8th February. AP photo.

Until today the earthshaking Egyptian revolution appeared to be losing momentum. Regime propaganda, repeated on state TV and in Saudi-owned regional media, appeared to be convincing significant sections of the population that the protests were responsible for diminished security (although it was the regime that freed violent criminals and pulled police off the streets) and economic destabilisation (although it was the regime again which closed the internet, halted the trains, and dealt perhaps a long-term blow to tourism by encouraging mobs to attack foreigners). As 40% of Egyptians rely on daily wages for survival, success of regime propaganda in this area could fatally undermine the revolution.

The United States clearly believed that Mubarak, Suleiman and the military, having weathered the initial shock, were slowly but surely regaining control. After meeting the ruling clique, Obama’s envoy and Mubarak-business partner Frank Wisner praised Mubarak and insisted that he “must stay in office to steer” a process of achieving “national consensus around the preconditions” for the future. The White House said Wisner was speaking in a personal capacity, but didn’t contradict him. Hillary Clinton, meanwhile, expressed support for Vice President Omar Suleiman’s transitional leadership. Suleiman’s credentials for midwifing democracy include personal supervision of execution by torture, a rock solid reputation with Israeli intelligence, and his oft-stated belief that Egyptians are not yet ready for democracy.

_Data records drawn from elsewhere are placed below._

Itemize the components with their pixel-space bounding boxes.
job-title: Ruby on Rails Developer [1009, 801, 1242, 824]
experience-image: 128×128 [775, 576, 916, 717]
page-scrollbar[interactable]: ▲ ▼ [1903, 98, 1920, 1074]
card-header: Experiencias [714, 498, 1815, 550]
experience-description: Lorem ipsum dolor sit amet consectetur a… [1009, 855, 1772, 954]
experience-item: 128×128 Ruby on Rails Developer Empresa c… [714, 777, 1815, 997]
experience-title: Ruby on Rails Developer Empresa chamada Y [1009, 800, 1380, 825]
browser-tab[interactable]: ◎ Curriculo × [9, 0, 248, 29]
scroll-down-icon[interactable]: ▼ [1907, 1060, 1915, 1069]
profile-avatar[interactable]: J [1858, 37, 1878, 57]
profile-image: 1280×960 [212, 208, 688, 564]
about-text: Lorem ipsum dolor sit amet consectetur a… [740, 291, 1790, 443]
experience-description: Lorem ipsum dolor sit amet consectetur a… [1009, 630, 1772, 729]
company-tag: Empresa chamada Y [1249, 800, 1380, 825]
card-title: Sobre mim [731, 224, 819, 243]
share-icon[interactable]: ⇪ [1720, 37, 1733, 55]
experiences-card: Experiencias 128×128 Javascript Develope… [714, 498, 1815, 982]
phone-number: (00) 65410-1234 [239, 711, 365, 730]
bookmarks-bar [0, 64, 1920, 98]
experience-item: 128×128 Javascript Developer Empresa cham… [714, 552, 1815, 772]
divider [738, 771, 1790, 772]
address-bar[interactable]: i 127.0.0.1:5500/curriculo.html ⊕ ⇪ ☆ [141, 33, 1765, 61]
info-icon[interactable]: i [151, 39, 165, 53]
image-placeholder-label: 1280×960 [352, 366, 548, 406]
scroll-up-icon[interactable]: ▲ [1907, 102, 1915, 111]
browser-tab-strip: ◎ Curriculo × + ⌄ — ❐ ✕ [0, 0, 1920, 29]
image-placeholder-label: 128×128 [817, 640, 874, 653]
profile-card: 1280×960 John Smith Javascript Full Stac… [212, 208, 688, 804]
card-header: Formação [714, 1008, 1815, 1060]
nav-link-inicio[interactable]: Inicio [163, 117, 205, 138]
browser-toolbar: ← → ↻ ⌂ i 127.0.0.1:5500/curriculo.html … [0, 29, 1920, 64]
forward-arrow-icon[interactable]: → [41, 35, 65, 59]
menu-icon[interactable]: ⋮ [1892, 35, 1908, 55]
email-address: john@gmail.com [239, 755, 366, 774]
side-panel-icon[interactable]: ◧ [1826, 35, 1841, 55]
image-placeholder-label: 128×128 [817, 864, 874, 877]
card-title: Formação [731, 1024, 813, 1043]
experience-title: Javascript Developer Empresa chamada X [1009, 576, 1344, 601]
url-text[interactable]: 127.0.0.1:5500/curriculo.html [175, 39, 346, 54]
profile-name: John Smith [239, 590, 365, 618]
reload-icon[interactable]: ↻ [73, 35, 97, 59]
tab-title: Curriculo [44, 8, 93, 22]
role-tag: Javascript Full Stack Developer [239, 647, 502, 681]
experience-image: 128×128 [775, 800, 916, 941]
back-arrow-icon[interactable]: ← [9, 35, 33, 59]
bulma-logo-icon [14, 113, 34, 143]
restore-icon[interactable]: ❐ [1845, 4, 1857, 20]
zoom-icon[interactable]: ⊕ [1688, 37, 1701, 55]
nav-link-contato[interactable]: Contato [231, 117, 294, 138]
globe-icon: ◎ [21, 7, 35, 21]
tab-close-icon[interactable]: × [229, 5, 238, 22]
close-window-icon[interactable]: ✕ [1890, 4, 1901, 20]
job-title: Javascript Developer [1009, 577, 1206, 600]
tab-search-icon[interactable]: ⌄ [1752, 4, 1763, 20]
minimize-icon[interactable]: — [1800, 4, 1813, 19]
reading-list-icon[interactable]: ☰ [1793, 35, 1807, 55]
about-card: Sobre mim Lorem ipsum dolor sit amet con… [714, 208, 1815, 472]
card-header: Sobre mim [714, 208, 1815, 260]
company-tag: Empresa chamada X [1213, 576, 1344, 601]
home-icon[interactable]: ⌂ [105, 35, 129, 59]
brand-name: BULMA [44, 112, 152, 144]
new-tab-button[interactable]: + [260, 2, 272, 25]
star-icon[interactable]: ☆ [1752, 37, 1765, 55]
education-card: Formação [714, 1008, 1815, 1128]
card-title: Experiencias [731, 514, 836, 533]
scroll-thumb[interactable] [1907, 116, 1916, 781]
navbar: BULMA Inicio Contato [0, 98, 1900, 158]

Even as the regime and its American sponsor speak of dialogue, reform and transition, arrests of opposition activists and harrassment of journalists continue, as does the decades-old state of emergency. In one hand the stick, and in the other the carrot: state salaries and pensions have been increased by 15%, and the public sector has announced it will employ the unemployed. The regime has had neither the time nor the inclination to reorder the economy to benefit the working class, so it’s most probable that Egyptians are about to benefit from a temporary cash injection from Saudi Arabia and other terrified Gulf states.